Subquadratic, a company developing a novel generative AI model, launched today with $29 million in seed funding.
The new large language model, called SubQ, uses a subquadratic architecture that greatly increases the context window-the amount of information the AI can process at once-without a proportional increase in compute power. The company claims it outperforms other state-of-the-art models on speed and accuracy.
Where industry standard models max out at 128,000 tokens, and frontier cloud models like Claude Sonnet 4.7 and Gemini 3.1 Pro reach 1 million tokens, SubQ can handle up to 12 million tokens-equivalent to about 9 million words or nearly 120 books.
To achieve this, co-founders Justin Dangel (CEO) and Alexander Whedon (CTO) engineered a proprietary transformer architecture that replaces dense attention with sparse attention. Traditional transformers compare every token to every other token, creating a quadratic scaling problem where doubling input quadruples compute. Subquadratic's approach achieves linear scaling, so doubling input only doubles compute.
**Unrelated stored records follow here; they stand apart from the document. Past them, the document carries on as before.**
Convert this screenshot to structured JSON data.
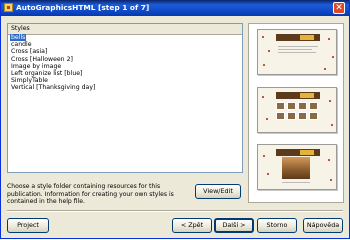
{
  "window": {
    "title": "AutoGraphicsHTML [step 1 of 7]",
    "close_glyph": "✕"
  },
  "styles": {
    "header": "Styles",
    "items": [
      "bells",
      "candle",
      "Cross [asia]",
      "Cross [Halloween 2]",
      "Image by image",
      "Left organize list [blue]",
      "SimplyTable",
      "Vertical [Thanksgiving day]"
    ],
    "selected_index": 0
  },
  "description": "Choose a style folder containing resources for this publication. Information for creating your own styles is contained in the help file.",
  "buttons": {
    "view_edit": "View/Edit",
    "project": "Project",
    "back": "< Zpět",
    "next": "Další >",
    "storno": "Storno",
    "help": "Nápověda"
  },
  "colors": {
    "titlebar": "#0a246a",
    "selection": "#316ac5",
    "dialog_bg": "#ece9d8"
  }
}
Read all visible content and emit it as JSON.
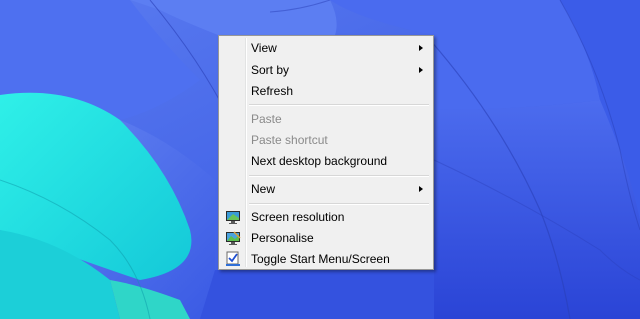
{
  "menu": {
    "view": "View",
    "sort_by": "Sort by",
    "refresh": "Refresh",
    "paste": "Paste",
    "paste_shortcut": "Paste shortcut",
    "next_background": "Next desktop background",
    "new": "New",
    "screen_resolution": "Screen resolution",
    "personalise": "Personalise",
    "toggle_start": "Toggle Start Menu/Screen"
  },
  "colors": {
    "menu_bg": "#f0f0f0",
    "menu_border": "#979797",
    "disabled_text": "#8a8a8a",
    "wallpaper_blue": "#3f63e6",
    "wallpaper_cyan": "#1fe3e3"
  },
  "icons": {
    "screen_resolution": "monitor-icon",
    "personalise": "personalise-monitor-icon",
    "toggle_start": "checkbox-icon"
  }
}
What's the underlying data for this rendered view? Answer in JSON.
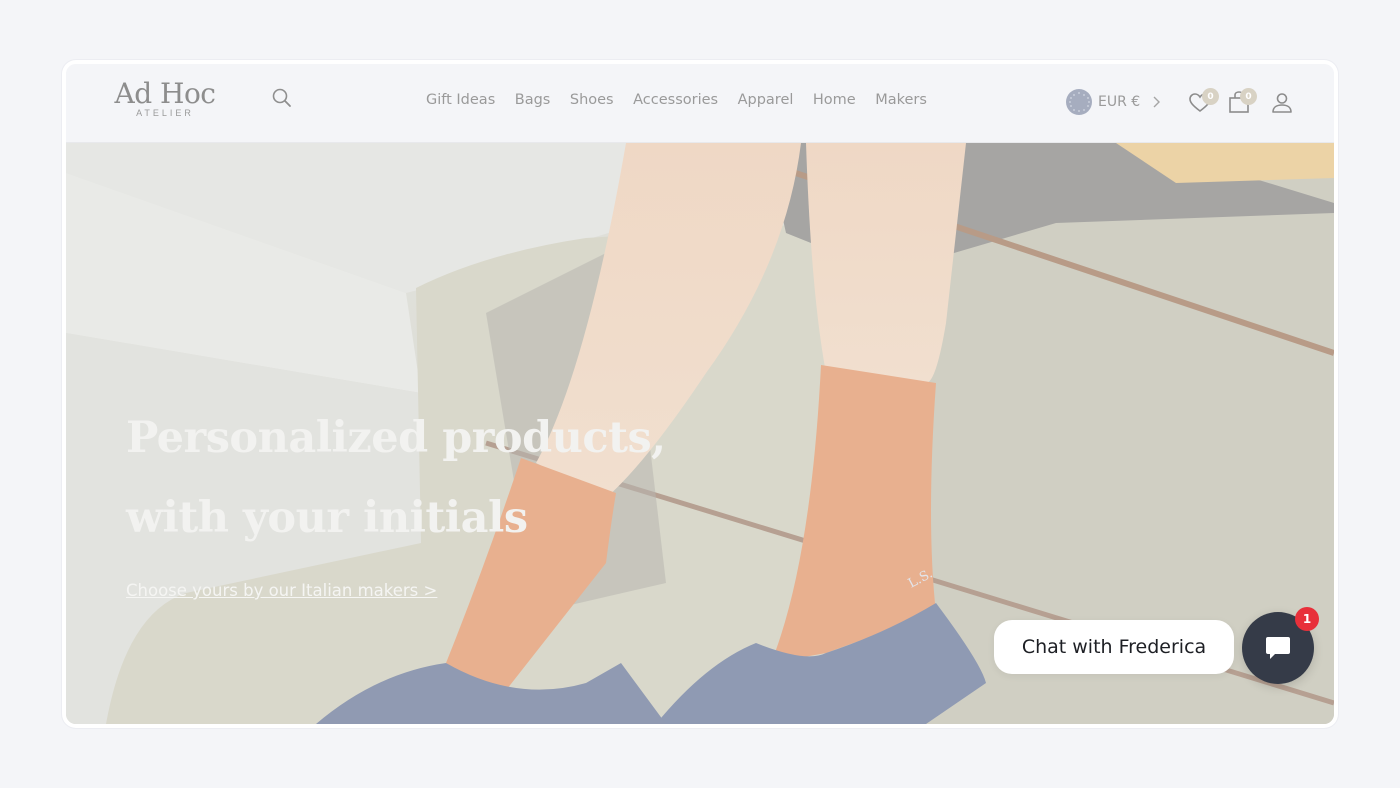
{
  "brand": {
    "name": "Ad Hoc",
    "tagline": "ATELIER"
  },
  "nav": {
    "items": [
      {
        "label": "Gift Ideas"
      },
      {
        "label": "Bags"
      },
      {
        "label": "Shoes"
      },
      {
        "label": "Accessories"
      },
      {
        "label": "Apparel"
      },
      {
        "label": "Home"
      },
      {
        "label": "Makers"
      }
    ]
  },
  "header": {
    "search_icon": "search-icon",
    "currency": {
      "label": "EUR €",
      "flag": "eu-flag-icon"
    },
    "wishlist_count": "0",
    "cart_count": "0",
    "account_icon": "user-icon"
  },
  "hero": {
    "title_line1": "Personalized products,",
    "title_line2": "with your initials",
    "cta": "Choose yours by our Italian makers >",
    "image_caption_initials": "L.S."
  },
  "chat": {
    "label": "Chat with Frederica",
    "unread": "1"
  },
  "colors": {
    "page_bg": "#f4f5f8",
    "nav_text": "#9a9a9a",
    "badge_bg": "#d8d2c4",
    "chat_fab": "#353b48",
    "chat_badge": "#e8303a",
    "sock": "#e9b08f",
    "slipper": "#8f9ab3"
  }
}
The company reports SubQ is more than 50 times faster and 50 times less expensive than leading frontier models at 1 million tokens while maintaining higher accuracy. At full 12 million-token capacity, compute requirements are reduced by nearly 1,000 times. On the RULER 128K benchmark, SubQ scored 95% accuracy at $8, versus 94% accuracy at $2,600 for Claude Opus-a 300x cost reduction.
Subquadratic is launching the SubQ API for developers and enterprises, and SubQ Code, a coding agent that loads entire codebases into a single context window. The company also plans a search product initially free.
Investors include Javier Villamizar (former SoftBank Vision Fund partner), Justin Mateen (Tinder co-founder), and early investors in Anthropic, OpenAI, Stripe, and Brex.